Results from studies are combined using different approaches. One approach frequently used in meta-analysis in health care research is termed 'inverse variance method'. The average effect size across all studies is computed as a weighted mean, whereby the weights are equal to the inverse variance of each study's effect estimator. Larger studies and studies with less random variation are given greater weight than smaller studies. Other common approaches include the Mantel–Haenszel method[123] and the Peto method.[124]
Seed-based d mapping (formerly signed differential mapping, SDM) is a statistical technique for meta-analyzing studies on differences in brain activity or structure which used neuroimaging techniques such as fMRI, VBM or PET.
Different high throughput techniques such as microarrays have been used to understand Gene expression. MicroRNA expression profiles have been used to identify differentially expressed microRNAs in particular cell or tissue type or disease conditions or to check the effect of a treatment. A meta-analysis of such expression profiles was performed to derive novel conclusions and to validate the known findings.[125]

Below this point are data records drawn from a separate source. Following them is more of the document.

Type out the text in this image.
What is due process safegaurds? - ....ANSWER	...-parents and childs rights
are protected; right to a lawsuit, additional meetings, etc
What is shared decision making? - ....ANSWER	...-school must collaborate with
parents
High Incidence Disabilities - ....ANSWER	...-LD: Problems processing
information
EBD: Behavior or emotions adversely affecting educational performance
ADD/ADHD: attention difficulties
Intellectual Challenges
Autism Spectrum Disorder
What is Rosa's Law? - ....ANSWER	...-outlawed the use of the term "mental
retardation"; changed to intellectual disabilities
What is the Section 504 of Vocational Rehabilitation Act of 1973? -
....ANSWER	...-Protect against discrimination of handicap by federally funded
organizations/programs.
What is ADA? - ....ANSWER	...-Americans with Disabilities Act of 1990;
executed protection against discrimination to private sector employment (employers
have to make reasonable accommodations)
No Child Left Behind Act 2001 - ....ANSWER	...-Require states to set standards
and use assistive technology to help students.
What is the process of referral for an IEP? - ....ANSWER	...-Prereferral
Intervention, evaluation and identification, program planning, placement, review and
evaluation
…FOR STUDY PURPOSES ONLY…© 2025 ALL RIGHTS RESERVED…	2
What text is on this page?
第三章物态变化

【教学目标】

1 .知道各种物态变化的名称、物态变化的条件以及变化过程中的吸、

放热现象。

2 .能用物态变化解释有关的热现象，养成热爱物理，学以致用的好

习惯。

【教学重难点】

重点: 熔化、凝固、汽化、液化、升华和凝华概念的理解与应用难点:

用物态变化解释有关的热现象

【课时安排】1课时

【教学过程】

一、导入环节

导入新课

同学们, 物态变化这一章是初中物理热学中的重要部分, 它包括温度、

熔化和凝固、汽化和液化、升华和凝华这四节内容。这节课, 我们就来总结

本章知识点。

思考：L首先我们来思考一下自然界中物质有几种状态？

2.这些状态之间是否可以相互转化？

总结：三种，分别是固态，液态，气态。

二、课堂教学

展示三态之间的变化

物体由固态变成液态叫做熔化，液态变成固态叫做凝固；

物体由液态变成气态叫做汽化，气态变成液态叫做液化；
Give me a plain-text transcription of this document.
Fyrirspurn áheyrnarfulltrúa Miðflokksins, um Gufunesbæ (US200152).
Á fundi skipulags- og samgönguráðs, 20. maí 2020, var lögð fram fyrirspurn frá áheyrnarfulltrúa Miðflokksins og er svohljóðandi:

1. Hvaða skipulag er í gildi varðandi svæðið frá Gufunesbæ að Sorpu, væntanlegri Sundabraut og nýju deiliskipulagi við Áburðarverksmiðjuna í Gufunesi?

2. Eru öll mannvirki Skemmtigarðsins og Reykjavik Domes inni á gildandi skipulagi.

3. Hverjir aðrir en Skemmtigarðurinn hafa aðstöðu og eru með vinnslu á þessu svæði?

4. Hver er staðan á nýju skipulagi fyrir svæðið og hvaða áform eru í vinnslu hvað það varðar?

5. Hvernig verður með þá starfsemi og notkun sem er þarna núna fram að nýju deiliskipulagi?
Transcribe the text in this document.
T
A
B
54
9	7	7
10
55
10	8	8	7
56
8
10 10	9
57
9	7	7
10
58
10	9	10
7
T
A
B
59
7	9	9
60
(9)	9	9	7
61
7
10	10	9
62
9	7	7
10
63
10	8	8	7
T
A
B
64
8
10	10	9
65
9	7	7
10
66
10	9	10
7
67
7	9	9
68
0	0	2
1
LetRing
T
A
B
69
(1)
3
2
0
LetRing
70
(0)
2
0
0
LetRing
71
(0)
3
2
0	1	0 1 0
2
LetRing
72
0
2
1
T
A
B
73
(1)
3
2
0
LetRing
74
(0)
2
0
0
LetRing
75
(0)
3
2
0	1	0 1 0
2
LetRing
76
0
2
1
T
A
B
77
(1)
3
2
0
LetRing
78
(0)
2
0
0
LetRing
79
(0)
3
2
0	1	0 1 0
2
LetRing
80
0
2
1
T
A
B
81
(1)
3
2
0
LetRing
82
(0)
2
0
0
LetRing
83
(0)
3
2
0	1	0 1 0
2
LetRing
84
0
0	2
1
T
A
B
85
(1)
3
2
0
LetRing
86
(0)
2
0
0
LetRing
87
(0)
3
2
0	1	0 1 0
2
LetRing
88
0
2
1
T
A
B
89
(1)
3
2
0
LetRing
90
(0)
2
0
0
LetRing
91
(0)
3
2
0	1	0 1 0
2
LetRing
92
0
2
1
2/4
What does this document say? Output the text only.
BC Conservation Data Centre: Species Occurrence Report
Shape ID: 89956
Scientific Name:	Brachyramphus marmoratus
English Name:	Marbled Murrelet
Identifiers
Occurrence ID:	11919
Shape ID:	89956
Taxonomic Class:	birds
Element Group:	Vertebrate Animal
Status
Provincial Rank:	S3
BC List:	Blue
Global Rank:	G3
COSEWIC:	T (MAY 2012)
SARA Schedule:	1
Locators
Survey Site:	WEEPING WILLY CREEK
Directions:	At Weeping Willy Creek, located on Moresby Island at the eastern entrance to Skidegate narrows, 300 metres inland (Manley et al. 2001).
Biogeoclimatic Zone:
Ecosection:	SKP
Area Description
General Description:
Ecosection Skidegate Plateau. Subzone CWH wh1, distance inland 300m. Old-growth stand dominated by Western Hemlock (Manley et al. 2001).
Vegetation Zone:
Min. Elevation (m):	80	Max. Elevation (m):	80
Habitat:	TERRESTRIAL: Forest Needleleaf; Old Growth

Meta-analysis of whole genome sequencing studies provides an attractive solution to the problem of collecting large sample sizes for discovering rare variants associated with complex phenotypes. Some methods have been developed to enable functionally informed rare variant association meta-analysis in biobank-scale cohorts using efficient approaches for summary statistic storage.[126]
Sweeping meta-analyses can also be used to estimate a network of effects. This allows researchers to examine patterns in the fuller panorama of more accurately estimated results and draw conclusions that consider the broader context (e.g., how personality-intelligence relations vary by trait family).[127]